A spring with an unstrained length of 0.076 m and a spring constant of 2.6 N/m hangs vertically downward from the ceiling. A uniform electric field directed vertically upward fills the region containing the spring. A sphere with a mass of 5.09 10-3 kg and a net charge of +6.5 µC is attached to the lower end of the spring. The spring is released slowly, until it reaches equilibrium. The equilibrium length of the spring is 0.059 m. What is the magnitude of the external electric field?
Answer in N/C
Note: the way my teacher told me to solve it is to use the equation: mg+ kx=qE. I know i have to solve for E but I don't know what to plug in for (g). Any help would be great! Thanks
Youre summing forces so mg is force due to gravity g=9.8
There are three forces, kx the spring
mg gravity
and qE the field force
To solve for the magnitude of the external electric field (E), we can use the equation provided by your teacher:
mg + kx = qE
Here's how you can solve for E:
1. Determine the values for the variables in the equation:
- m = mass of the sphere = 5.09 × 10^(-3) kg
- g = acceleration due to gravity = 9.8 m/s^2 (assuming we are on Earth)

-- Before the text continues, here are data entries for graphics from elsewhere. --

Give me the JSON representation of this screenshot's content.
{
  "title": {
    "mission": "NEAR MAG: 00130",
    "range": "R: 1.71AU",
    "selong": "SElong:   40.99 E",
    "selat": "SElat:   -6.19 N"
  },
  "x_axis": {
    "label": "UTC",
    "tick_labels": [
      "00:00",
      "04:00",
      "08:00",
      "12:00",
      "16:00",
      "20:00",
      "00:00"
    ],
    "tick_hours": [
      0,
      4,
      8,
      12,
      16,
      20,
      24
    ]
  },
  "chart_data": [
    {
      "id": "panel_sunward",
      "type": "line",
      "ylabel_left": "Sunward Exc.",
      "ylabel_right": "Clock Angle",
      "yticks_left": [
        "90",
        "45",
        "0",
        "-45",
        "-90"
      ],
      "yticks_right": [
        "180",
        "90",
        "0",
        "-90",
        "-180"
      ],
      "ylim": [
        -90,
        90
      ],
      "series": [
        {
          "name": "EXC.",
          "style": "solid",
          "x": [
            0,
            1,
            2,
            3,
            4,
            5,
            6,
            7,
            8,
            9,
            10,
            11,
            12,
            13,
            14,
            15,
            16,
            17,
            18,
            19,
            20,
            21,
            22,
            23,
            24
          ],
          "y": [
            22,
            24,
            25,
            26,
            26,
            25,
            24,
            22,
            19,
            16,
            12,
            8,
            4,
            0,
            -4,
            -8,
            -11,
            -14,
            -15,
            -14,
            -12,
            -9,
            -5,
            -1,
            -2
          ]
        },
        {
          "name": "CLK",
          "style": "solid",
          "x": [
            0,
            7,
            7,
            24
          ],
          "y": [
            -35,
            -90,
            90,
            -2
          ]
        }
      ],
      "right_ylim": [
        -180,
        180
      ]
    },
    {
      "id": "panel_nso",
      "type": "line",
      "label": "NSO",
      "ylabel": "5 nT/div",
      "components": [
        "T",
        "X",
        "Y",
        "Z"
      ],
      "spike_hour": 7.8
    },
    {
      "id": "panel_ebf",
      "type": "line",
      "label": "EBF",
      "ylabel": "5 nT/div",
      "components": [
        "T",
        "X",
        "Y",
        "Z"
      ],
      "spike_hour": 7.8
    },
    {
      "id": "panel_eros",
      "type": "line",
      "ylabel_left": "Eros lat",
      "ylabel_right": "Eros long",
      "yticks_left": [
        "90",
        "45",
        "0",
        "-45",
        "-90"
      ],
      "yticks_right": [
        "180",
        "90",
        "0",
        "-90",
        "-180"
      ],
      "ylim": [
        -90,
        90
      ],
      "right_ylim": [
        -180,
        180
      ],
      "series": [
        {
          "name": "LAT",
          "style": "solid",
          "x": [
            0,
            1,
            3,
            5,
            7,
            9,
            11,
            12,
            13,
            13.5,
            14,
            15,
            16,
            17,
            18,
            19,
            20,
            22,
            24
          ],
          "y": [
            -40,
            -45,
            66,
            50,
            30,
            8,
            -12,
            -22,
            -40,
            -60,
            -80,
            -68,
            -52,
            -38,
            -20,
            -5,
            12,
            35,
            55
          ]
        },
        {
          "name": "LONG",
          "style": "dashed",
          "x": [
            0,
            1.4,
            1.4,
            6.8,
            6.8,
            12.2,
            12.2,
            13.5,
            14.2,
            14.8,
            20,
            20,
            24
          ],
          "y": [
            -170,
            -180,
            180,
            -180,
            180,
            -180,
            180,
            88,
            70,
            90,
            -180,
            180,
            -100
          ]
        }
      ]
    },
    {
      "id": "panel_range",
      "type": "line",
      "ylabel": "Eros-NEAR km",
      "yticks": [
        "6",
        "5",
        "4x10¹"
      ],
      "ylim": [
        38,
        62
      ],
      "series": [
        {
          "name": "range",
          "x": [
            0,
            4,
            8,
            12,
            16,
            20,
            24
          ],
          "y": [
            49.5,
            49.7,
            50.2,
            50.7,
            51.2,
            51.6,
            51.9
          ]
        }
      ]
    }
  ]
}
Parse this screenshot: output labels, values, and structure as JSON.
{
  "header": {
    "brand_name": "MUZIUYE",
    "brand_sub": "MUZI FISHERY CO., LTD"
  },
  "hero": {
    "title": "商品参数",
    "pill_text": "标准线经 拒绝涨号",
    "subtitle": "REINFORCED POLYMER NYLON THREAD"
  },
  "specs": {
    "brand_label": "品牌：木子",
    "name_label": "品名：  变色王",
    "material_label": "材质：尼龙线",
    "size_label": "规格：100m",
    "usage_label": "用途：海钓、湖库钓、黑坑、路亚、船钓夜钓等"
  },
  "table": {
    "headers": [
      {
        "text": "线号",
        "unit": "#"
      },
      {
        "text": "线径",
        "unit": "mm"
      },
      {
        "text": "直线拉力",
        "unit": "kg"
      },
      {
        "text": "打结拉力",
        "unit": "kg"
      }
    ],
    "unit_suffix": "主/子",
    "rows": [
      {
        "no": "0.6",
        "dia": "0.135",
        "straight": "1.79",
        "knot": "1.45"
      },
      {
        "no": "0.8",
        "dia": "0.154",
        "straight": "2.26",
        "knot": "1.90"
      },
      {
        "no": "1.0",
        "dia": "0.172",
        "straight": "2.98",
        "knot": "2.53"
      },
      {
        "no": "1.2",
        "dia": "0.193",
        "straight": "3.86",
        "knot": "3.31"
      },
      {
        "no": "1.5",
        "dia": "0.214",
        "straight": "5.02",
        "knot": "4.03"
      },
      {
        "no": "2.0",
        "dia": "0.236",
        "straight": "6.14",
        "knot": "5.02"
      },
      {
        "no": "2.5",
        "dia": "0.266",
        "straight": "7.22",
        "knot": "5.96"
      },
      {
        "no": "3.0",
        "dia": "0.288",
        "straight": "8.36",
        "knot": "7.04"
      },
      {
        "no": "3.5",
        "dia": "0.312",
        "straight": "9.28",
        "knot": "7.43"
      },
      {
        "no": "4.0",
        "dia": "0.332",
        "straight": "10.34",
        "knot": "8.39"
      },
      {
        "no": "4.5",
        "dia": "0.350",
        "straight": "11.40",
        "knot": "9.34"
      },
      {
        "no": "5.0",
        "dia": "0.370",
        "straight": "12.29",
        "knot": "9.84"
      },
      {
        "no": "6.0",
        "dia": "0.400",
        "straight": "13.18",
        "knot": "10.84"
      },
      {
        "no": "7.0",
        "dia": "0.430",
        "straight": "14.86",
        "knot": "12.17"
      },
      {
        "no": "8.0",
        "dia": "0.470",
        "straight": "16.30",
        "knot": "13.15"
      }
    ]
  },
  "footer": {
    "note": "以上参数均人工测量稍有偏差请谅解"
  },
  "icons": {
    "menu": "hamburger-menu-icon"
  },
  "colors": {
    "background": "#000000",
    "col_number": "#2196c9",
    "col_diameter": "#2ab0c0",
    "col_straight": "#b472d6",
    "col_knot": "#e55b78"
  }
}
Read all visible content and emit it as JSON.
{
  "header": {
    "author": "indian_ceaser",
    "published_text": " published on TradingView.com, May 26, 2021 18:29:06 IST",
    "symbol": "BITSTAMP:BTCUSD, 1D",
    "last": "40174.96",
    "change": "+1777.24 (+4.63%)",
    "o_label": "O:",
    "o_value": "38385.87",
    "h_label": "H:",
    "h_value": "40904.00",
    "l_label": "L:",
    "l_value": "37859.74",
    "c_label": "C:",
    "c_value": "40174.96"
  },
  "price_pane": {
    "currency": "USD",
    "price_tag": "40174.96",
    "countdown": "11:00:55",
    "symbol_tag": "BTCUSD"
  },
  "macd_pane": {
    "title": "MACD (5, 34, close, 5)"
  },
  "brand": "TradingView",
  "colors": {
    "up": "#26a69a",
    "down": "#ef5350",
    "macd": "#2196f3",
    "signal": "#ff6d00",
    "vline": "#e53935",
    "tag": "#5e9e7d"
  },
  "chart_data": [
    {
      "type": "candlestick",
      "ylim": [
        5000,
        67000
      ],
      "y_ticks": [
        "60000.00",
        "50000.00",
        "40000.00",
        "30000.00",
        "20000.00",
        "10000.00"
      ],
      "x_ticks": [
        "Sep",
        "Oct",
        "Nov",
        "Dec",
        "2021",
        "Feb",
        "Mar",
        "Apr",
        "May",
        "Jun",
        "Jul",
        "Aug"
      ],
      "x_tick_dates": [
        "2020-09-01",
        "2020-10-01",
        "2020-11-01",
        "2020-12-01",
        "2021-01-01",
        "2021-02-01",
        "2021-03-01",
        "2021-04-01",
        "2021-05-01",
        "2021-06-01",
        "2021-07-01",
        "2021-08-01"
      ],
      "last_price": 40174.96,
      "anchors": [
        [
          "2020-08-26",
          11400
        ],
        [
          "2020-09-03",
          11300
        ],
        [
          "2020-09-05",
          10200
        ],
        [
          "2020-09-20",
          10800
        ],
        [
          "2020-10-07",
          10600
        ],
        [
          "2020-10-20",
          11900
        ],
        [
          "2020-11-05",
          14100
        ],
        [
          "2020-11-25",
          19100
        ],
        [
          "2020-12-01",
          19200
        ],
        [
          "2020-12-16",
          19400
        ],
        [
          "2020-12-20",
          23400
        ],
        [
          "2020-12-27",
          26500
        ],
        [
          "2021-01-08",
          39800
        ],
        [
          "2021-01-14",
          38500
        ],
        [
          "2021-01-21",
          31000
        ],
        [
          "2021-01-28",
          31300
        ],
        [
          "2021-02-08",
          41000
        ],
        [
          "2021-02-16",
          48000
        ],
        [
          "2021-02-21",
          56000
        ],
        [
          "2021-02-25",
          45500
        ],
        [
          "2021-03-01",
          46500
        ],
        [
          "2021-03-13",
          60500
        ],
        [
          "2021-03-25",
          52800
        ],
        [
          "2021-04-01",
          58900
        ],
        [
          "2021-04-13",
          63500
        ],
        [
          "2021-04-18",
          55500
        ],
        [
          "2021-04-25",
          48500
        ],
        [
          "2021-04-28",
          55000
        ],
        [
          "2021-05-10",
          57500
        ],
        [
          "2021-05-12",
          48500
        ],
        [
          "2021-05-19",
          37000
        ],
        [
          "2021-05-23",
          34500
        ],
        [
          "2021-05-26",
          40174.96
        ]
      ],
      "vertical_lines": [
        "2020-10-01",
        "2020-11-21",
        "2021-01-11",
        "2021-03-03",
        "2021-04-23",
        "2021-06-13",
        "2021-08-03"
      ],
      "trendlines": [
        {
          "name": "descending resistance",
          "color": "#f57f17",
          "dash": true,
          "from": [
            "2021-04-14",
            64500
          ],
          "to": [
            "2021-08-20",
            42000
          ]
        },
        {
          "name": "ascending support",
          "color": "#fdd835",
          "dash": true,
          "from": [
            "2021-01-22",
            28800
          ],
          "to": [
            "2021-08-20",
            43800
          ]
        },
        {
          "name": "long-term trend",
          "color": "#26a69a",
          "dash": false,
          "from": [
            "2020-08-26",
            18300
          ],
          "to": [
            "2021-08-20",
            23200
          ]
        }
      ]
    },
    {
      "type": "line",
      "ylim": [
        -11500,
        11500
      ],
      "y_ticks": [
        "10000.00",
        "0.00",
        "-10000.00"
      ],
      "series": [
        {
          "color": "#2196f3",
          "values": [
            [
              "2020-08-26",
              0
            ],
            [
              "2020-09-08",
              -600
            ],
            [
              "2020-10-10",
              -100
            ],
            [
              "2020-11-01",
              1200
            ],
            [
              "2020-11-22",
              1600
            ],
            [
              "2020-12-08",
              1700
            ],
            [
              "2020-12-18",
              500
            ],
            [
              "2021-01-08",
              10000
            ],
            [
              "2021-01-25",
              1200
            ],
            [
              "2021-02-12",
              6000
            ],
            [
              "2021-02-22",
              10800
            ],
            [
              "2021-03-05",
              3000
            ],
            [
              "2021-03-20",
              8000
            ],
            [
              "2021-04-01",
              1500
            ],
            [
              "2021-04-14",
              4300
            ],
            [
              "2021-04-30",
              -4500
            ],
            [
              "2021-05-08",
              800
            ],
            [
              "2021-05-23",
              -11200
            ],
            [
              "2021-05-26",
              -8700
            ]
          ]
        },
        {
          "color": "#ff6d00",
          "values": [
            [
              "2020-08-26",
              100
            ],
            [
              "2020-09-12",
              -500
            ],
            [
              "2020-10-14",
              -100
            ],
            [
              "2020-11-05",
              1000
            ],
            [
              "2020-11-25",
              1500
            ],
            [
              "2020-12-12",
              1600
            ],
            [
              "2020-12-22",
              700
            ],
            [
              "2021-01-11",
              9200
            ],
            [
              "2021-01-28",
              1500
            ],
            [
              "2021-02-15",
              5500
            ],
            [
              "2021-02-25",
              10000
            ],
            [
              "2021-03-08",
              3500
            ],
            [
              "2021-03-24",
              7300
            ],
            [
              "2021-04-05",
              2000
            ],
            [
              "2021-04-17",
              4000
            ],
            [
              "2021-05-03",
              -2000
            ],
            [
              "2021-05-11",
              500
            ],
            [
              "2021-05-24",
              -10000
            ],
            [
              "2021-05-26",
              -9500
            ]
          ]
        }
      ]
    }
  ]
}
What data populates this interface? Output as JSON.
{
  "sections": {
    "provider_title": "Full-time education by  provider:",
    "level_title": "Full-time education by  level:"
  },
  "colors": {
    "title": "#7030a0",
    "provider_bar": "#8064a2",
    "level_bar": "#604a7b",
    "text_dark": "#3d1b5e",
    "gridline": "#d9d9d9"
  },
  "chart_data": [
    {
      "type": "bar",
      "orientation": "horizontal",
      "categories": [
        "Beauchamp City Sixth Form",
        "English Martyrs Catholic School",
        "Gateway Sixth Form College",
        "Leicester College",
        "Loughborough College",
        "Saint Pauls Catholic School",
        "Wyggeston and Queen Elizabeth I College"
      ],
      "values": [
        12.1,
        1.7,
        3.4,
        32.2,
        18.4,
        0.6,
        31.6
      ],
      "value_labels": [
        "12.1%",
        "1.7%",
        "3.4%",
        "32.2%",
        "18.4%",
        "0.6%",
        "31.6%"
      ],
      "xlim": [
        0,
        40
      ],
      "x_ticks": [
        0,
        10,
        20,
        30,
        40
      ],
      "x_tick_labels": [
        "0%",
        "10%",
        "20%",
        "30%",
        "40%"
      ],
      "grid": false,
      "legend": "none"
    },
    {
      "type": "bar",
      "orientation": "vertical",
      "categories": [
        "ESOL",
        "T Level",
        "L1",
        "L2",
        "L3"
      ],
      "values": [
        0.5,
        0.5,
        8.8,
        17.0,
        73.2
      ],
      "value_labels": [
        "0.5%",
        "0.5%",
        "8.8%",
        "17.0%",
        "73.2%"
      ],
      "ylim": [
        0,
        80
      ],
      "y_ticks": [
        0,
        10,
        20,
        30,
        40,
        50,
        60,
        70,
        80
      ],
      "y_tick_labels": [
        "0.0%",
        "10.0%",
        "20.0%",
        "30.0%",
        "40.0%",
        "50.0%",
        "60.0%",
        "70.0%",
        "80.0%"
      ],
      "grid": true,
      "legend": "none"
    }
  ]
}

- k = spring constant = 2.6 N/m
- x = displacement from the unstrained length to the equilibrium position = 0.059 m (given in the question)
- q = net charge on the sphere = +6.5 × 10^(-6) C (given in the question)
2. Plug in these values into the equation:
(5.09 × 10^(-3) kg) * (9.8 m/s^2) + (2.6 N/m) * (0.059 m) = (6.5 × 10^(-6) C) * E
3. Simplify the equation:
0.049882 N + 0.1534 N = 6.5 × 10^(-6) C * E
0.203282 N = 6.5 × 10^(-6) C * E
4. Solve for E:
E = 0.203282 N / (6.5 × 10^(-6) C)
5. Calculate the magnitude of the external electric field:
E ≈ 3.126 × 10^4 N/C
Therefore, the magnitude of the external electric field is approximately 3.126 × 10^4 N/C.